The record starts tentatively, as do most of Twitty’s records, leaving plenty of room for crescendo and climax. As he comes in, promising that he’d never lead Lynn on or cause her to cheat, you’d hardly suspect things could go anywhere at all. They start heating up, though, when Loretta enters, her anxious tremolo telling Conway he’ll have to help her if she’s going to cross over. With Tommy Markham’s drums and Harold Bradley’s bass pounding in her breast, it’s as if she hasn’t heard him pledge that he won’t let things get out of hand. “Lead me on and take con-TROL of how I feel / I can’t do this on my own ’cause it’s against my will,” Loretta moans on the first chorus. Then, as John Hughey’s steel fans the flames, Conway echoes her desire in a burning croon and they breathlessly repeat the swelling chorus, redoubling their resolve to lead each other on.
“Those records got pretty feisty, didn’t they,” Lynn admits. “You know, I didn’t realize that till Doo was sick and I said, ‘I wanna put that Conway Twitty album on, honey, do you care?’ And he said, ‘No,’ ’cause Doo loved Conway and Conway loved Doo. So I put that album on, and I looked over at Doo when it got through, and I said, ‘If that ain’t the dirtiest album I’ve ever heard.’ And Doo said, ‘Tell me about it.’ ” She cracks up. “That’s all he had to say. ‘Tell me about it.’ So I said, ‘Why didn’t you tell me these songs was that dirty?’ And he said, ‘You oughta been able to hear.’ ”
Lynn says that sometimes when she and Twitty felt a little bashful about the heat their duets generated, they would resort to humor to diffuse the tension. “I remember one time when we were singin’ ‘Lead Me On’ together,” she says. “I was wearin’ a dress and had hot pants on underneath. The hot pants and the top was together [in one piece]. A long skirt come over them and had Velcro on it. Well Conway, he didn’t know I had these hot pants on underneath that skirt. So he was up there singin’, and when it came to my part, I stepped up and I went “Lead me on,” and I jerked that skirt right off and threw it across the stage. Conway turned red and headed for the wings. He got enough nerve up to come back a few minutes later, but only after I had to go offstage and get him.
“Conway loved to sing. He was one of the greatest. I can’t tell you how much I miss him.”
But as much as Lynn misses Twitty—or, for that matter, her other loved ones who’ve died recently—no one’s absence has left a greater void in her life than her husband’s. “Somebody asked me how hard it was, and I said it was harder to lose him than it was to be sittin’ beside his bed, because at least I’d be doin’ everything I could, you know,” she explains. “But when God takes a notion to take someone, believe me, you’re gonna find out then that God don’t ever give you nothin’. Nothin’. He loans everything to you, just for a time, ’cause he’s gonna take it. He’s taken one of my boys, he’s taken Doo, he’s taken two of my brothers, and I mean way before they got to live.

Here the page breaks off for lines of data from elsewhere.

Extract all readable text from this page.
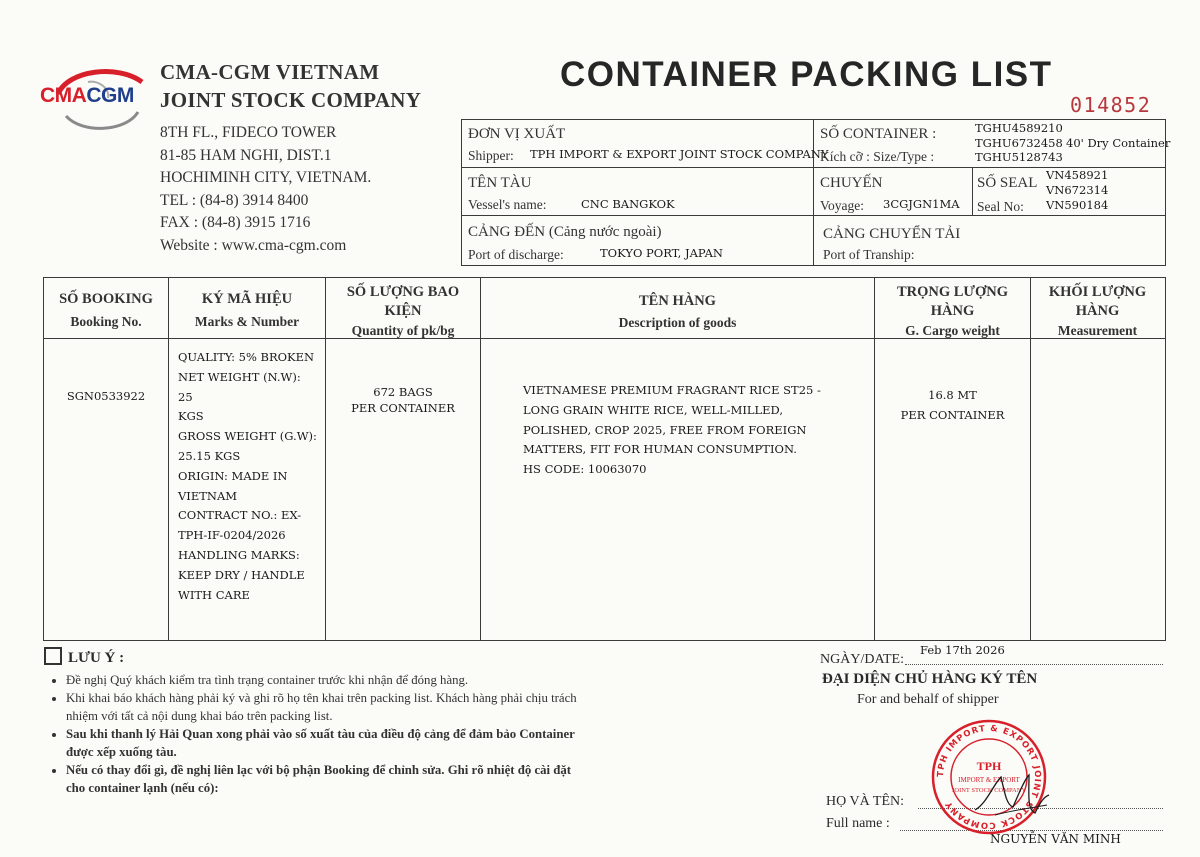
CMACGM
CMA-CGM VIETNAM
JOINT STOCK COMPANY
8TH FL., FIDECO TOWER
81-85 HAM NGHI, DIST.1
HOCHIMINH CITY, VIETNAM.
TEL : (84-8) 3914 8400
FAX : (84-8) 3915 1716
Website : www.cma-cgm.com
CONTAINER PACKING LIST
014852
ĐƠN VỊ XUẤT
Shipper: TPH IMPORT & EXPORT JOINT STOCK COMPANY
SỐ CONTAINER :
Kích cỡ : Size/Type :
TGHU4589210
TGHU6732458
TGHU5128743
40' Dry Container
TÊN TÀU
Vessel's name:	CNC BANGKOK
CHUYẾN
Voyage: 3CGJGN1MA
SỐ SEAL
Seal No:
VN458921
VN672314
VN590184
CẢNG ĐẾN (Cảng nước ngoài)
Port of discharge:	TOKYO PORT, JAPAN
CẢNG CHUYỂN TẢI
Port of Tranship:
SỐ BOOKING
Booking No.
KÝ MÃ HIỆU
Marks & Number
SỐ LƯỢNG BAO KIỆN
Quantity of pk/bg
TÊN HÀNG
Description of goods
TRỌNG LƯỢNG HÀNG
G. Cargo weight
KHỐI LƯỢNG HÀNG
Measurement
SGN0533922
QUALITY: 5% BROKEN
NET WEIGHT (N.W): 25
KGS
GROSS WEIGHT (G.W):
25.15 KGS
ORIGIN: MADE IN
VIETNAM
CONTRACT NO.: EX-
TPH-IF-0204/2026
HANDLING MARKS:
KEEP DRY / HANDLE
WITH CARE
672 BAGS
PER CONTAINER
VIETNAMESE PREMIUM FRAGRANT RICE ST25 -
LONG GRAIN WHITE RICE, WELL-MILLED,
POLISHED, CROP 2025, FREE FROM FOREIGN
MATTERS, FIT FOR HUMAN CONSUMPTION.
HS CODE: 10063070
16.8 MT
PER CONTAINER
LƯU Ý :
• Đề nghị Quý khách kiểm tra tình trạng container trước khi nhận để đóng hàng.
• Khi khai báo khách hàng phải ký và ghi rõ họ tên khai trên packing list. Khách hàng phải chịu trách nhiệm với tất cả nội dung khai báo trên packing list.
• Sau khi thanh lý Hải Quan xong phải vào số xuất tàu của điều độ cảng để đảm bảo Container được xếp xuống tàu.
• Nếu có thay đổi gì, đề nghị liên lạc với bộ phận Booking để chỉnh sửa. Ghi rõ nhiệt độ cài đặt cho container lạnh (nếu có):
NGÀY/DATE:
Feb 17th 2026
ĐẠI DIỆN CHỦ HÀNG KÝ TÊN
For and behalf of shipper
HỌ VÀ TÊN:
Full name :
NGUYỄN VĂN MINH
TPH IMPORT & EXPORT JOINT STOCK COMPANY
TPH
IMPORT & EXPORT
JOINT STOCK COMPANY
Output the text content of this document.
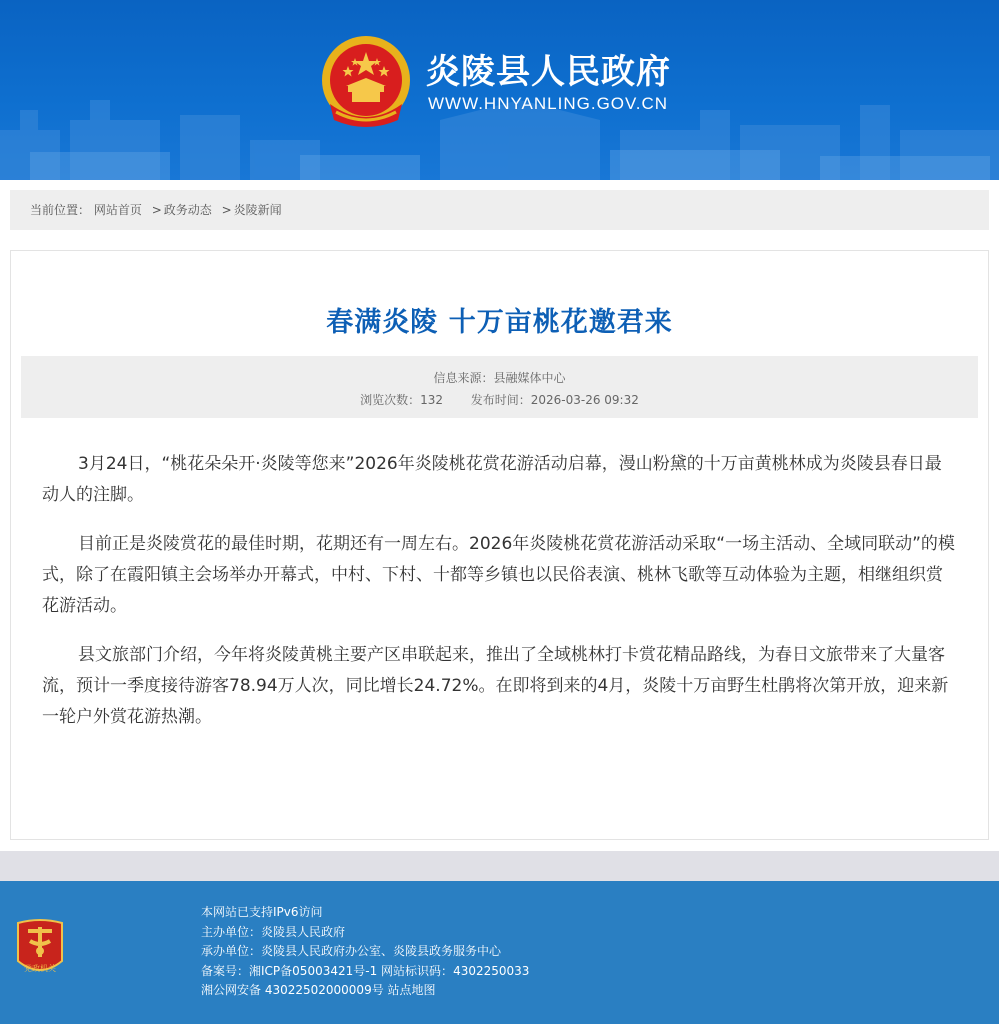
炎陵县人民政府
WWW.HNYANLING.GOV.CN
当前位置： 网站首页 > 政务动态 > 炎陵新闻
春满炎陵 十万亩桃花邀君来
信息来源：县融媒体中心
浏览次数：132 发布时间：2026-03-26 09:32

3月24日，“桃花朵朵开·炎陵等您来”2026年炎陵桃花赏花游活动启幕，漫山粉黛的十万亩黄桃林成为炎陵县春日最动人的注脚。

目前正是炎陵赏花的最佳时期，花期还有一周左右。2026年炎陵桃花赏花游活动采取“一场主活动、全域同联动”的模式，除了在霞阳镇主会场举办开幕式，中村、下村、十都等乡镇也以民俗表演、桃林飞歌等互动体验为主题，相继组织赏花游活动。

县文旅部门介绍，今年将炎陵黄桃主要产区串联起来，推出了全域桃林打卡赏花精品路线，为春日文旅带来了大量客流，预计一季度接待游客78.94万人次，同比增长24.72%。在即将到来的4月，炎陵十万亩野生杜鹃将次第开放，迎来新一轮户外赏花游热潮。

党政机关
本网站已支持IPv6访问
主办单位：炎陵县人民政府
承办单位：炎陵县人民政府办公室、炎陵县政务服务中心
备案号：湘ICP备05003421号-1 网站标识码：4302250033
湘公网安备 43022502000009号 站点地图
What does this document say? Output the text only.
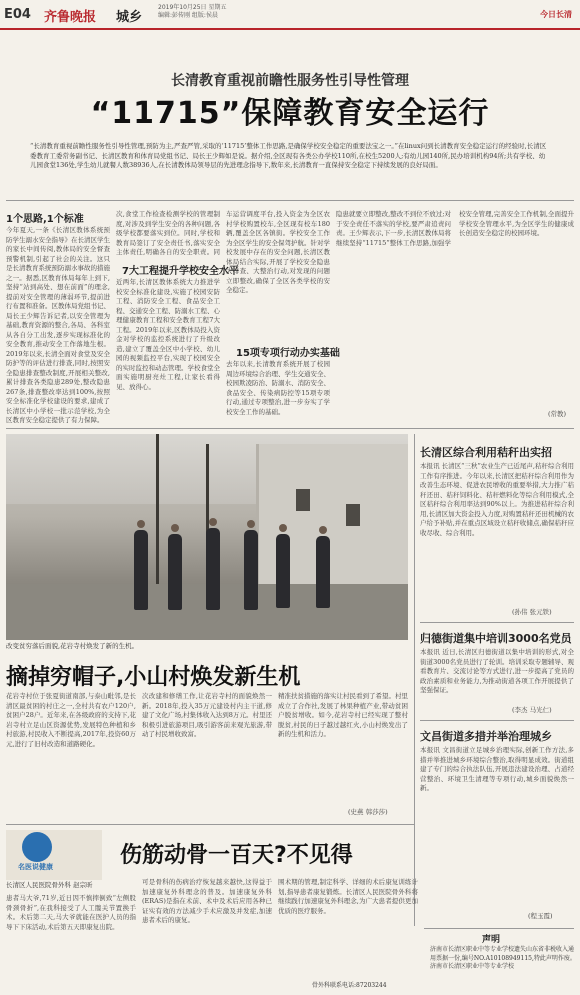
E04 齐鲁晚报 城乡
2019年10月25日 星期五
编辑:彭传刚 组版:侯晨	今日长清
长清教育重视前瞻性服务性引导性管理
“11715”保障教育安全运行
“长清教育重视前瞻性服务性引导性管理,预防为主,严查严管,采取的‘11715’整体工作思路,是确保学校安全稳定的重要法宝之一。”在linux问到长清教育安全稳定运行的经验时,长清区委教育工委常务副书记、长清区教育和体育局党组书记、局长王少辉如是说。据介绍,全区现有各类公办学校110所,在校生5200人;有幼儿园140所,民办培训机构94所;共有学校、幼儿园食堂136处,学生幼儿就餐人数38936人,在长清教体局领导层的先进理念指导下,数年来,长清教育一直保持安全稳定下持续发展的良好局面。
1个思路,1个标准
今年夏天,一条《长清区教体系统预防学生溺水安全指导》在长清区学生的家长中间传阅,教体局的安全督查预警机制,引起了社会的关注。这只是长清教育系统预防溺水事故的措施之一。据悉,区教育体局每年上到下,坚持“站到高处、想在前面”的理念,提前对安全管理的薄弱环节,提前进行布置和准备。区教体局党组书记、局长王少辉告诉记者,以安全管理为基础,教育资源的整合,各局、各科室从各自分工出发,逐步实现标准化的安全教育,推动安全工作落地生根。2019年以来,长清全面对食堂及安全防护等的评估进行排查,同时,按照安全隐患排查整改制度,开展相关整改,累计排查各类隐患289处,整改隐患267条,排查整改率达到100%,按照安全标准化学校建设的要求,建成了长清区中小学校一批示范学校,为全区教育安全稳定提供了有力保障。
次,食堂工作检查检测学校的管理制度,对涉及到学生安全的各种问题,各级学校都要落实到位。同时,学校和教育局签订了安全责任书,落实安全主体责任,明确各自的安全职责。同
7大工程提升学校安全水平
近两年,长清区教体系统大力推进学校安全标准化建设,实施了校园安防工程、消防安全工程、食品安全工程、交通安全工程、防溺水工程、心理健康教育工程和安全教育工程7大工程。2019年以来,区教体局投入资金对学校的监控系统进行了升级改造,建立了覆盖全区中小学校、幼儿园的视频监控平台,实现了校园安全的实时监控和动态管理。学校食堂全面实施明厨亮灶工程,让家长看得见、放得心。
车运营调度平台,投入资金为全区农村学校购置校车,全区现有校车180辆,覆盖全区各镇街。学校安全工作为全区学生的安全保驾护航。针对学校发展中存在的安全问题,长清区教体局结合实际,开展了学校安全隐患大排查、大整治行动,对发现的问题立即整改,确保了全区各类学校的安全稳定。
15项专项行动办实基础
去年以来,长清教育系统开展了校园周边环境综合治理、学生交通安全、校园欺凌防治、防溺水、消防安全、食品安全、传染病防控等15项专项行动,通过专项整治,进一步夯实了学校安全工作的基础。
隐患就要立即整改,整改不到位不放过;对于安全责任不落实的学校,要严肃追责问责。王少辉表示,下一步,长清区教体局将继续坚持“11715”整体工作思路,加强学校安全管理,完善安全工作机制,全面提升学校安全管理水平,为全区学生的健康成长创造安全稳定的校园环境。
(常教)
改变贫穷落后面貌,花岩寺村焕发了新的生机。
摘掉穷帽子,小山村焕发新生机
花岩寺村位于张夏街道南部,与泰山毗邻,是长清区最贫困的村庄之一,全村共有农户120户,贫困户28户。近年来,在各级政府的支持下,花岩寺村立足山区资源优势,发展特色种植和乡村旅游,村民收入不断提高,2017年,投资60万元,进行了旧村改造和道路硬化。
次改建和修缮工作,让花岩寺村的面貌焕然一新。2018年,投入35万元建设村内主干道,修建了文化广场,村集体收入达到8万元。村里还积极引进旅游项目,吸引游客前来观光旅游,带动了村民增收致富。
精准扶贫措施的落实让村民看到了希望。村里成立了合作社,发展了林果种植产业,带动贫困户脱贫增收。如今,花岩寺村已经实现了整村脱贫,村民的日子越过越红火,小山村焕发出了新的生机和活力。
(史燕 韩莎莎)
长清区综合利用秸秆出实招
本报讯 长清区“三秋”农业生产已近尾声,秸秆综合利用工作有序推进。今年以来,长清区把秸秆综合利用作为改善生态环境、促进农民增收的重要举措,大力推广秸秆还田、秸秆饲料化、秸秆燃料化等综合利用模式,全区秸秆综合利用率达到90%以上。为推进秸秆综合利用,长清区加大资金投入力度,对购置秸秆还田机械的农户给予补贴,并在重点区域设立秸秆收储点,确保秸秆应收尽收、综合利用。
(孙伟 张元铁)
归德街道集中培训3000名党员
本报讯 近日,长清区归德街道以集中培训的形式,对全街道3000名党员进行了轮训。培训采取专题辅导、观看教育片、交流讨论等方式进行,进一步提高了党员的政治素质和业务能力,为推动街道各项工作开展提供了坚强保证。
(李杰 马光仁)
文昌街道多措并举治理城乡
本报讯 文昌街道立足城乡治理实际,创新工作方法,多措并举推进城乡环境综合整治,取得明显成效。街道组建了专门的综合执法队伍,开展违法建设治理、占道经营整治、环境卫生清理等专项行动,城乡面貌焕然一新。
(程玉霞)
名医说健康
长清区人民医院骨外科 赵宗昕
伤筋动骨一百天?不见得
患者马大爷,71岁,近日因不慎摔倒致“左侧股骨颈骨折”,在我科接受了人工髋关节置换手术。术后第二天,马大爷就能在医护人员的指导下下床活动,术后第五天即康复出院。
可是骨科的伤病治疗恢复越来越快,这得益于加速康复外科理念的普及。加速康复外科(ERAS)是指在术前、术中及术后应用各种已证实有效的方法减少手术应激及并发症,加速患者术后的康复。
围术期的管理,制定科学、详细的术后康复训练计划,指导患者康复锻炼。长清区人民医院骨外科将继续践行加速康复外科理念,为广大患者提供更加优质的医疗服务。
骨外科联系电话:87203244
声明
济南市长清区职业中等专业学校遗失山东省非税收入通用票据一份,编号NO.A10108949115,特此声明作废。济南市长清区职业中等专业学校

“Me and Doo was always hopin’ that I would slow down, and we were gettin’ to the place where we were doin’ that. In fact, we’d taken two trips out West in our motor home before he got real, real sick. The last trip, his feet had gotten so bad that he couldn’t get out and hook up and go in and pay the bill for the place where we’d parked. So I did it and it just tickled him to death that I was doin’ that for him, you know. He’d just look at me and smile, and that smile was worth the whole trip, you know.”
The same, it seems, was true of the Lynns’ life together—a life that informed Loretta’s art so profoundly that the two were often indistinguishable. “We had a lot of hard times,” she admits. “But the thing of it was I still loved Doo, and that’s the main thing. If he was here today I’d be sittin’ by his bed right now.”